L2/99-172

PROPOSED DRAFT Unicode Technical Report #19

UTF-32

Revision	2
Authors	Mark Davis ([email protected])
Date	1999-05-31
This Version	TBD
Previous Version	TBD
Latest Version	TBD
Unicode Technical Reports	http://www.unicode.org/unicode/reports/

Summary

This document specifies a four-byte Unicode Transformation Format. The document is in initial phase, and has not gone through the editing process.
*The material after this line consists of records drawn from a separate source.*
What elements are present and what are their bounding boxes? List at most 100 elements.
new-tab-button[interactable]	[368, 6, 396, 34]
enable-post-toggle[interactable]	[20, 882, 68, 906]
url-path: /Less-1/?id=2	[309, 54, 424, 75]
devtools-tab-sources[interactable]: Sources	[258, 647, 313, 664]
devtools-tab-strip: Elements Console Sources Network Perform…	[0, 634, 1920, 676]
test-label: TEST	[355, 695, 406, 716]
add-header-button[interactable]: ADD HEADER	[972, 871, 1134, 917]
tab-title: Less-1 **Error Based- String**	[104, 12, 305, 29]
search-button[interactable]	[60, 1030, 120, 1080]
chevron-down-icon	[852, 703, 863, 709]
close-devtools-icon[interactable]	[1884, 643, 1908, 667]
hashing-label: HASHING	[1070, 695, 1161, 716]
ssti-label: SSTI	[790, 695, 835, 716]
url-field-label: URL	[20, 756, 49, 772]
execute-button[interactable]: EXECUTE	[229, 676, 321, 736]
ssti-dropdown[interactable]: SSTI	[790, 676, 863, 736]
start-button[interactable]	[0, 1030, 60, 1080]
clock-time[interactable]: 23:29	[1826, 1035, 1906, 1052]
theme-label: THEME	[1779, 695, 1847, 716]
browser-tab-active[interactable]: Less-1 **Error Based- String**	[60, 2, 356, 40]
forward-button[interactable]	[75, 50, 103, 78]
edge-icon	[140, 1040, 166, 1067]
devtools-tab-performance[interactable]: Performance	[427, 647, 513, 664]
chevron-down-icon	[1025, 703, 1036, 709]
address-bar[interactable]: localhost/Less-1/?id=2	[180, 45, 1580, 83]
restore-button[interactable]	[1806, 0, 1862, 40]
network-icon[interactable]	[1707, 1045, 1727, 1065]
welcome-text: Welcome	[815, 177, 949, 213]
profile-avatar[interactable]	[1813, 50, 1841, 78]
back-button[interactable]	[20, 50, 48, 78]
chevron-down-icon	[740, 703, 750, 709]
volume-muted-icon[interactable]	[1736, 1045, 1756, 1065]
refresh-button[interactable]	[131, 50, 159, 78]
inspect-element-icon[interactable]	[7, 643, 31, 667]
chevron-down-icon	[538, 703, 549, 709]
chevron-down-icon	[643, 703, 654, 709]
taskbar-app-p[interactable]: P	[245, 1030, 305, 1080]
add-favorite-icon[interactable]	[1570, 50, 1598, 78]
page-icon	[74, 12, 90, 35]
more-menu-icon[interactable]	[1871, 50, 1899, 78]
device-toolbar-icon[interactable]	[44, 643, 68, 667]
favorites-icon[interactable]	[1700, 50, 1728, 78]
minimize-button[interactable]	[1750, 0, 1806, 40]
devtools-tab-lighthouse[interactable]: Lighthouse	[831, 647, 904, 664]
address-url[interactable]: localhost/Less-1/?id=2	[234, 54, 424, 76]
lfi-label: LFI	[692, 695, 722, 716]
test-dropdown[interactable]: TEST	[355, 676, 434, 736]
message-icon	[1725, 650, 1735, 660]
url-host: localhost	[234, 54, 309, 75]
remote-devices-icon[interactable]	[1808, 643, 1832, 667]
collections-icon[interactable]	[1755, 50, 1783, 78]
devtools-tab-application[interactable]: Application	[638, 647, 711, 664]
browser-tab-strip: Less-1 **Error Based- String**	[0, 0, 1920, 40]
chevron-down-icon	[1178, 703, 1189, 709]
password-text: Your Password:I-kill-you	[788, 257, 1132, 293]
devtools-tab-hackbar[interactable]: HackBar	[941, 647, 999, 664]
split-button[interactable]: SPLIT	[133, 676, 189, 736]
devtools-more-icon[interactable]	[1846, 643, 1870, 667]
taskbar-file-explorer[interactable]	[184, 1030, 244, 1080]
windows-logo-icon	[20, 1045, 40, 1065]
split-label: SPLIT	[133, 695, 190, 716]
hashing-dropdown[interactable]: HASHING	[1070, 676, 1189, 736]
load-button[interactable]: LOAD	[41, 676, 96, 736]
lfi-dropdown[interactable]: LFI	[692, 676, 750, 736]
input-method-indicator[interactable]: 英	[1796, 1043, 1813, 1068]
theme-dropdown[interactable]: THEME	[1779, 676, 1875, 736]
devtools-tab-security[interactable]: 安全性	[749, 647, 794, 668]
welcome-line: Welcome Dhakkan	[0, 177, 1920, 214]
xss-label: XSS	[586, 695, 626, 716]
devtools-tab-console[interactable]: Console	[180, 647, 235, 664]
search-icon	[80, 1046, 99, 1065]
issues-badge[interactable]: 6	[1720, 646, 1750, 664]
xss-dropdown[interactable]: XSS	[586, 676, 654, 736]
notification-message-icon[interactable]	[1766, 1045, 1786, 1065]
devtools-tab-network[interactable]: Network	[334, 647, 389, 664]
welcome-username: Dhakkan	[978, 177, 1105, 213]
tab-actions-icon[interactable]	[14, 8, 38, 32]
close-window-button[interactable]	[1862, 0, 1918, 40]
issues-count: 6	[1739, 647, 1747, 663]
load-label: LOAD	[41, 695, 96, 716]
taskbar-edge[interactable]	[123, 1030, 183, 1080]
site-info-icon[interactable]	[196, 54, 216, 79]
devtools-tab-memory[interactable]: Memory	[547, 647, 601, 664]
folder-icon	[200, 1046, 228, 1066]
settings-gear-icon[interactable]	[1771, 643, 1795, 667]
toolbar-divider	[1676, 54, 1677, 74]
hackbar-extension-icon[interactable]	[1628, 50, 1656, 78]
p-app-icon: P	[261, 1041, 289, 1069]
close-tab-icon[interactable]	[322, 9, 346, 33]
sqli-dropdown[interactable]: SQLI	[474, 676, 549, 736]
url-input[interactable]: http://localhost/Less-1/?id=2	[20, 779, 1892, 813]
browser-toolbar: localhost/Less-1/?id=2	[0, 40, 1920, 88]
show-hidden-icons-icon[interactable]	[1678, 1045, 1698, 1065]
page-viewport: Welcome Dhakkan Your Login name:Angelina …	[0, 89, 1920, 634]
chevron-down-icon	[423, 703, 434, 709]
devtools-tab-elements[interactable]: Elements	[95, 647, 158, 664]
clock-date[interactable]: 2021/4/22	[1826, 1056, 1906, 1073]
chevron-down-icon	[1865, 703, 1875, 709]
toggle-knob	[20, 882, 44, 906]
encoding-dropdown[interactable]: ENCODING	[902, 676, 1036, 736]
We welcome review feedback and suggestions on the content.

Status of this document

This document is an unpublished, preliminary working draft. It is posted for general review. At its next meeting, the Unicode Technical Committee (UTC) may reject this document, review it for suitability to progress to draft status and/ or further amend this document. Please mail any comments to the authors.

This document does not, at this time, imply any endorsement by the Consortium's staff or member organizations.

Introduction

Unicode is most commonly serialized using either the 8-bit form (UTF-8) or the 16-bit forms (UTF-16BE, UTF-16LE, or UTF-16). However, some applications may wish to use a 32-bit form, where each Unicode scalar value corresponds to a single 32-bit unit. Even those applications that do not use this form may want to convert to and from it for interoperability.

This document provides a specification of such an encoding form, called UTF-32. UTF-16 is very close to the UCS-4 encoding form defined in ISO 10646, but has some important differences.

UTF-32 is restricted in values to the range 00000000..0010FFFF, which precisely matches the range of characters defined in Unicode (and other standards such as XML).
- While both the Unicode consortium and ISO SC2/WG2 do not ever expect to assign characters above 10FFFF, UCS-4 formally allows values in the range 00000000..7FFFFFFF.
- Moreover, in UCS-4 the code ranges 00E00000..00FFFFFF and 60000000..7FFFFFFF are available for private use.
Over and above ISO 10646, the Unicode Standard adds a number of conformance constraints on character semantics (see The Unicode Standard, Version 2.0, Chapter 3). Declaring UTF-32 instead of UCS-4 allows implementations to explicitly commit to Unicode semantics.
UTF-32 has explicitly named variants to account for differences in endianness on different platforms. These correspond to the forms of UTF-16.
Notationally, the term "UTF-32" is parallel to "UTF-16" and "UTF-8", avoiding some confusion among software developers (especially since the pronunciations of "UTF" and "UCS" are so very similar).

Definitions

D1	A Unicode Transformation Format (UTF) is a mapping from each Unicode code character sequence to a unique sequence of code values. These code values are particular units of computer storage specified by the transformation format, typically bytes. Any sequence of code values that would correspond to scalar values above 10FFFF₁₆ are illegal.
D2	UTF-32BE is the Unicode Transformation Format that serializes a Unicode scalar value as a sequence of four bytes, in Big Endian Format. An initial sequence corresponding to U+FEFF is interpreted as a zero width no-break space. In UTF-32BE, <0061 D808 DF45> is serialized as <00 00 00 61 00 01 23 45>
D3	UTF-32LE is the Unicode Transformation Format that serializes a Unicode scalar value as a sequence of four bytes, in Little Endian Format. An initial sequence corresponding to U+FEFF is interpreted as a zero width no-break space. In UTF-32BE, <0061 D808 DF45> is serialized as <61 00 00 00 45 23 01 00>
D4	UTF-32 is the Unicode Transformation Format that serializes a Unicode scalar value as a sequence of four bytes, in either Big Endian or Little Endian Format. An initial sequence corresponding to U+FEFF is interpreted as a byte order mark, and is used to distinguish between the two endians for the rest of the text. It is not considered part of the content of the text. A serialization of Unicode values into UTF-32 may or may not begin with a byte order mark. In UTF-32BE, <0061 D808 DF45> is serialized as: <00 00 FE FF 00 00 00 61 00 01 23 45>, <FF FE 00 00 61 00 00 00 45 23 01 00>, or <00 00 00 61 00 01 23 45>

Conformance

When a process interprets a byte sequence in a Unicode Transformation Format, it shall interpret that byte sequence in accordance with the character semantics established by the Unicode Standard for the corresponding Unicode character sequence.

When a process generates data in a Unicode Transformation Format, it shall not emit ill-formed byte sequences. When a process interprets data in a Unicode Transformation Format, it shall treat illegal byte sequences as an error condition.

Copyright

The Unicode Consortium makes no expressed or implied warranty of any kind, and assumes no liability for errors or omissions. No liability is assumed for incidental and consequential damages in connection with or arising out of the use of the information or programs contained or accompanying this technical report.

Unicode and the Unicode logo are trademarks of Unicode, Inc., and are registered in some jurisdictions.